In 2012, Williams was inducted into the Canada's Aviation Hall of Fame. He received Queen Elizabeth II, Diamond Jubilee Medal, later that year and the following year Williams was made an Officer of the Order of Canada in 2013 for his work in space exploration. He received the Order of Ontario in 2015 and the Award of Excellence from the College of Family Physicians of Canada later that year.

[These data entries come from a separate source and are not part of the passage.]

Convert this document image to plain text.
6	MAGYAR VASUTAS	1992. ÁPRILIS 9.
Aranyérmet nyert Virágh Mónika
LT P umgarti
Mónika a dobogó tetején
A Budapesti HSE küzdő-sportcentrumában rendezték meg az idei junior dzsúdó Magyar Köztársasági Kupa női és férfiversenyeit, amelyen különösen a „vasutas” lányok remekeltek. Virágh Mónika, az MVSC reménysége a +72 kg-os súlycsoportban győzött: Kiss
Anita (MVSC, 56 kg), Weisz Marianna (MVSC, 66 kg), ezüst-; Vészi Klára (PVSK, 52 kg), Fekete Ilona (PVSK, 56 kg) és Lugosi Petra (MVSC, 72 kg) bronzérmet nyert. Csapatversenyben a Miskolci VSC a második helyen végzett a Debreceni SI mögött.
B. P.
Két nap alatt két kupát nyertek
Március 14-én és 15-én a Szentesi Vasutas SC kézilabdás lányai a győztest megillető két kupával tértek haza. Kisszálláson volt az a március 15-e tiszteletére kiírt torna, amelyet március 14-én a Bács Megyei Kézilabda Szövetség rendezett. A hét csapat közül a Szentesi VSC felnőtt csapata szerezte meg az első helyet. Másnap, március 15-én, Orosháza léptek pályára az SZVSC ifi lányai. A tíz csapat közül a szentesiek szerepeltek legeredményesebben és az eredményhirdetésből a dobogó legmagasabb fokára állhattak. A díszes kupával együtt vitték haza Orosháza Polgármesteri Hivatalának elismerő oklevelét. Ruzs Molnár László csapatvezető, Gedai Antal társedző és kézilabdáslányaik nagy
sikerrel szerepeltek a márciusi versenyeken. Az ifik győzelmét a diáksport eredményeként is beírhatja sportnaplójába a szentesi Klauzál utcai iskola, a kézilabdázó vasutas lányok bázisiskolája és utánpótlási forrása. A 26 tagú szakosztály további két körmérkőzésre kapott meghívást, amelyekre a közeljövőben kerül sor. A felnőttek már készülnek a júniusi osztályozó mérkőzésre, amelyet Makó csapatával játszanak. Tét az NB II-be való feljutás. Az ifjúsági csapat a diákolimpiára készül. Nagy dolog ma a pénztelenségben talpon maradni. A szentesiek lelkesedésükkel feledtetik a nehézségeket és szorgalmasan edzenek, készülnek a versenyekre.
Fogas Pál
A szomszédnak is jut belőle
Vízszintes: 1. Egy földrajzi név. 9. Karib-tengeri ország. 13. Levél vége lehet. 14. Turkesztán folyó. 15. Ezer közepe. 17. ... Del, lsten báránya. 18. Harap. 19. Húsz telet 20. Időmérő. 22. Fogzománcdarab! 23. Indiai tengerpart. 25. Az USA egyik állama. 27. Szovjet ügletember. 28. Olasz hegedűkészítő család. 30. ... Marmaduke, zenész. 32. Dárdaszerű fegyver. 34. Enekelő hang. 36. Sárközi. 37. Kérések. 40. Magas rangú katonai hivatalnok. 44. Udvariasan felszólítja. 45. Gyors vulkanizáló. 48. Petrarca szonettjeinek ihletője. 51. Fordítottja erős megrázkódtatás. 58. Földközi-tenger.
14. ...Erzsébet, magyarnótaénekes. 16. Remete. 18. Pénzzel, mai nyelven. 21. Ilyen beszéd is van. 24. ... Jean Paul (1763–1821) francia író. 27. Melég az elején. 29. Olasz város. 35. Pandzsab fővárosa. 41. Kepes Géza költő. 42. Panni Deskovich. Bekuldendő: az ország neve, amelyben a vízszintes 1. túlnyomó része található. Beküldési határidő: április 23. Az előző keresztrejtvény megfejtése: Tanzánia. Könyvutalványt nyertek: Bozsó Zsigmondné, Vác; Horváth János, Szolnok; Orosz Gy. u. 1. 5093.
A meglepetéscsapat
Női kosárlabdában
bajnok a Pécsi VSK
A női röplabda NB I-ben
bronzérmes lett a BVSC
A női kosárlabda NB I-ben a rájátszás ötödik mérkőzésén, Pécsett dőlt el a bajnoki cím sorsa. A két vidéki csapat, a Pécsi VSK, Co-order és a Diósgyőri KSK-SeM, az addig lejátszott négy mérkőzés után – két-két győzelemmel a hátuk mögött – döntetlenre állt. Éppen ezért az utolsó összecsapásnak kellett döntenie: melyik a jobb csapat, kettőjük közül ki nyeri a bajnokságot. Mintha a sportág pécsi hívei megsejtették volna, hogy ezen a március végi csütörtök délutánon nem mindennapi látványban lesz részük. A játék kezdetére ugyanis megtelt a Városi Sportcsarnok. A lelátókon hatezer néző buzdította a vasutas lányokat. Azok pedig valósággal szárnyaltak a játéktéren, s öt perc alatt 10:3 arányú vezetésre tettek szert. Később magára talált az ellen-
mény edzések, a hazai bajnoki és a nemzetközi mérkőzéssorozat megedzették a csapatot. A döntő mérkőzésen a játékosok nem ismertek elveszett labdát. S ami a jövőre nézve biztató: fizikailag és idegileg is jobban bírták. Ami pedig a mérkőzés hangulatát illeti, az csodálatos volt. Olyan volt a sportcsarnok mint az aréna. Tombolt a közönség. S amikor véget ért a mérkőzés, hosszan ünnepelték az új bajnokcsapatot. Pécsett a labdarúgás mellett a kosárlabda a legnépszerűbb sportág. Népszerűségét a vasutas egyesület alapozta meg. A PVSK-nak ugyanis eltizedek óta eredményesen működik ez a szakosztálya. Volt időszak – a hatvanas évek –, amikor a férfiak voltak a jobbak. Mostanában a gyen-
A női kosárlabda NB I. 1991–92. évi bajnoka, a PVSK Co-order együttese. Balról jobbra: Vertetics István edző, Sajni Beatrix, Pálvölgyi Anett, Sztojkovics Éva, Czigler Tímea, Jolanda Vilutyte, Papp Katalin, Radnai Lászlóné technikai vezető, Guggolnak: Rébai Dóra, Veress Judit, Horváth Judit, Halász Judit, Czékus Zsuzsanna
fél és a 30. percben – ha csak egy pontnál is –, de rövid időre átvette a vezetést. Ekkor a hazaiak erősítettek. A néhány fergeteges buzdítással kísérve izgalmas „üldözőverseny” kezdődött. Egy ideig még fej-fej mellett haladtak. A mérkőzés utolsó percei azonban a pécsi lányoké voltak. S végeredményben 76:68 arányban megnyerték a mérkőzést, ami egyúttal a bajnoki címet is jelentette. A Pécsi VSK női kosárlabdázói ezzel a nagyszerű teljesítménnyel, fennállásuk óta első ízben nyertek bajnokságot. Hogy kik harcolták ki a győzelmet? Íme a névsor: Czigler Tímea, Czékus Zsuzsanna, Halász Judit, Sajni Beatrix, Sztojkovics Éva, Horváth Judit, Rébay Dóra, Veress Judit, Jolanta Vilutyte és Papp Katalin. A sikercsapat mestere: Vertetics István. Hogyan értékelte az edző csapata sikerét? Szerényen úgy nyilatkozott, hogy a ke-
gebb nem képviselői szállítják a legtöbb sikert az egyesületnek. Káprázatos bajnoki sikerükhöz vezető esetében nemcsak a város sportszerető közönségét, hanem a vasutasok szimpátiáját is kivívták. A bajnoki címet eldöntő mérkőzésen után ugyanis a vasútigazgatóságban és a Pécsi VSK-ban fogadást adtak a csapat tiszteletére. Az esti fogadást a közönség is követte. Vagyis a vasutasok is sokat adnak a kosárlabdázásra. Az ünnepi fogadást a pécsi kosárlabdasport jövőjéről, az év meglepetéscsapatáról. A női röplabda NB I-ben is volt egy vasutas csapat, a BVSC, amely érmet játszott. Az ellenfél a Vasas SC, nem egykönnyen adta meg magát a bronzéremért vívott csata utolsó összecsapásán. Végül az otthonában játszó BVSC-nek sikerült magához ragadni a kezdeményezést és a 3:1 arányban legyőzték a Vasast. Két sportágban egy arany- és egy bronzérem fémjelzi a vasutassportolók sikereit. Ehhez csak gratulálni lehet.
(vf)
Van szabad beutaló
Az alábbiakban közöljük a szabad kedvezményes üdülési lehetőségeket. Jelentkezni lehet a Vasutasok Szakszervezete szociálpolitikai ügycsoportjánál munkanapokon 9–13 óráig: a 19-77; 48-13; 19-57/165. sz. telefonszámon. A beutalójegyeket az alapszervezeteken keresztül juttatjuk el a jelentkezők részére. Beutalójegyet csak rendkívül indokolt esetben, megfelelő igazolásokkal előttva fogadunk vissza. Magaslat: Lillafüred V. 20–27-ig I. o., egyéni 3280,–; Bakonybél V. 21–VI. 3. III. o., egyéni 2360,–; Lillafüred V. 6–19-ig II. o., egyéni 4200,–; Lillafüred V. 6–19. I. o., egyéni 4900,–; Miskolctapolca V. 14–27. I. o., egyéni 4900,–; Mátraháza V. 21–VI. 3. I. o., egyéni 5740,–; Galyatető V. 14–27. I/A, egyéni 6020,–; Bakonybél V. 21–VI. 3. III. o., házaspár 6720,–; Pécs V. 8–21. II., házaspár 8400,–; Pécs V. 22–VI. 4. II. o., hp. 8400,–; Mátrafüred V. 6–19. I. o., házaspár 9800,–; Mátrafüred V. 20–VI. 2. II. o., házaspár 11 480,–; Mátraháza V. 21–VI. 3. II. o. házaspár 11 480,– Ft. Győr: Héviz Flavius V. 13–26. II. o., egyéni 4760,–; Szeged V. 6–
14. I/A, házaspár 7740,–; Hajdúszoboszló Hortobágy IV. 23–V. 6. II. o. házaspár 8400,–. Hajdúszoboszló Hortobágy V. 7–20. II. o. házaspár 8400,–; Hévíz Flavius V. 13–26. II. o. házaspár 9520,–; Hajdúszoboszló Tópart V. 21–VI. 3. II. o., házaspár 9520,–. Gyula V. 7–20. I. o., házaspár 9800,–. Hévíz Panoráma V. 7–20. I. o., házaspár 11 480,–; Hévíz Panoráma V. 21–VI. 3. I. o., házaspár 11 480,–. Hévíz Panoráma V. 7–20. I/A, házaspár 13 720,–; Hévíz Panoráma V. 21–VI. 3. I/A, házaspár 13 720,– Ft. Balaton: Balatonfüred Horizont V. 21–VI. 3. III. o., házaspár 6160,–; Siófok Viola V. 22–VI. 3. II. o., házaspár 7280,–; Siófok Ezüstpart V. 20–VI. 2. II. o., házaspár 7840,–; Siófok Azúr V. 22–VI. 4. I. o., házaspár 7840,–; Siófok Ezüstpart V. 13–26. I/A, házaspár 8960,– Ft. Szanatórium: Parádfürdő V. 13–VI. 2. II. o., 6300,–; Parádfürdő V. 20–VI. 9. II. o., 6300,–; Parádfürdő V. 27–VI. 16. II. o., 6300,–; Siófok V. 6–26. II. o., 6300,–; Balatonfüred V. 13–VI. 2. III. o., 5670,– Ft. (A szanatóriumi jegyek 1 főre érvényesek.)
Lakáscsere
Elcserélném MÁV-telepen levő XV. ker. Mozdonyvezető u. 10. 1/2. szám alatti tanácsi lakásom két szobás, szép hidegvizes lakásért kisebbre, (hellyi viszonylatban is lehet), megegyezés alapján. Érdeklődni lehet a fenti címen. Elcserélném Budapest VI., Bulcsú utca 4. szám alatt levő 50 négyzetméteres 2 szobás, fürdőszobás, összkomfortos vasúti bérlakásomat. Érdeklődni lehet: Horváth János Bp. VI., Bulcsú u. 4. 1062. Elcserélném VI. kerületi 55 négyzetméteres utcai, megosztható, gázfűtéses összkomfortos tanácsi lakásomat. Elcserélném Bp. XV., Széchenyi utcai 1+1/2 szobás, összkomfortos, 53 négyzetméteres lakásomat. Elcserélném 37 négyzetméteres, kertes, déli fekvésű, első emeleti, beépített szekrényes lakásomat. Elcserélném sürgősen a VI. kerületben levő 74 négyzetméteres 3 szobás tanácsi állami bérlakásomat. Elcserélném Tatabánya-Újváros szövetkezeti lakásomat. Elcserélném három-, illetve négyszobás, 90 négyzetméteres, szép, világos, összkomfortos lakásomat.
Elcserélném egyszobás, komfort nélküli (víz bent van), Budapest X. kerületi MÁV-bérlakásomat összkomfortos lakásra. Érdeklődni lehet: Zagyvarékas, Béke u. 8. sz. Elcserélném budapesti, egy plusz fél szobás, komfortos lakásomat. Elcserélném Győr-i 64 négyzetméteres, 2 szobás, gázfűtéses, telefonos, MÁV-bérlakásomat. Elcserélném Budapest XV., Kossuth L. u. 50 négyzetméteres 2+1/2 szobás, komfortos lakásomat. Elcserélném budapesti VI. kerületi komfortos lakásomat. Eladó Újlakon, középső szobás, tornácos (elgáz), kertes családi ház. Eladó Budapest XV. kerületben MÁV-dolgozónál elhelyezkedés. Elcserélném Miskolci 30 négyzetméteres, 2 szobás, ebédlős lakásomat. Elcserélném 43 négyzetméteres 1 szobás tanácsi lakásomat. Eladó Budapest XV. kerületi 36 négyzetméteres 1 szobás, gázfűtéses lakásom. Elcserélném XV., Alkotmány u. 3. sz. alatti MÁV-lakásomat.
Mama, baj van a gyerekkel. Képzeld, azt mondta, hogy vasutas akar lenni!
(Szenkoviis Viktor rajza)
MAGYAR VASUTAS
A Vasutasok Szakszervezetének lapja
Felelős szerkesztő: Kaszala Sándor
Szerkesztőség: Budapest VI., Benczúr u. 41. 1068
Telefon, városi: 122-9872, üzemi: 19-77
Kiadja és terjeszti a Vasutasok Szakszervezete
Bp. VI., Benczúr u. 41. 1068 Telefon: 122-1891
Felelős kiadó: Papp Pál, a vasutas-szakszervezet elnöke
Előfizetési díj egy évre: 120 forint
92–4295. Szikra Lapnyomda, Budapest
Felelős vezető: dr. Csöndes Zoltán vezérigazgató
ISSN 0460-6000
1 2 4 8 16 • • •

Dr. David R. Williams Public School was selected as the name for a new elementary school in Oakville, Ontario, where Williams lived, in 2020.

==Honorary degrees==
Williams has received the following honorary degrees; Honorary Doctorate of Laws, University of Saskatchewan (2004), Honorary Doctorate of Science, McGill University (2007), Honorary Doctorate of Science, University of Wales (2007), Honorary Doctorate of Science, Queen's University 2009, Honorary Doctorate of Laws, Dalhousie University (2016), Honorary Doctorate of Science, Swansea University (2018), Honorary Doctorate of Science, Carleton University (2022).

==Books==
- Williams, Dave (2025). "How to Survive and Thrive Volume III"
- Williams, Dave (2023). "Space on Earth: How Thinking Like an Astronaut Can Help Save the Planet"
- Williams, Dave (2022). "Why Am I Taller?: What happens to an Astronaut's Body in Space"
- Williams, Dave (2021). "Leadership Moments from NASA: Achieving the Impossible"
- Williams, Dave (2018). "Defying Limits: Lessons From the Edge of the Universe"
- Williams, Dave (2018). "Destination: Space Living on Other Planets"
- Williams, Dave (2018). "Mighty Mission Machines From Rockets to Rovers"
- Williams, Dave (2017). "Go for Liftoff! How to Train Like an Astronaut"
- Williams, Dave (2016). "To Burp or Not to Burp: A Guide to Your Body in Space"

==Personal life==
Williams was born in Saskatoon, Saskatchewan, and is married to Cathy Fraser of Pointe-Claire, Quebec. They have two children. He enjoys flying, scuba diving, hiking, sailing, kayaking, canoeing, downhill and cross-country skiing. He is of Welsh descent through his late father, Bill who was born in Bargoed.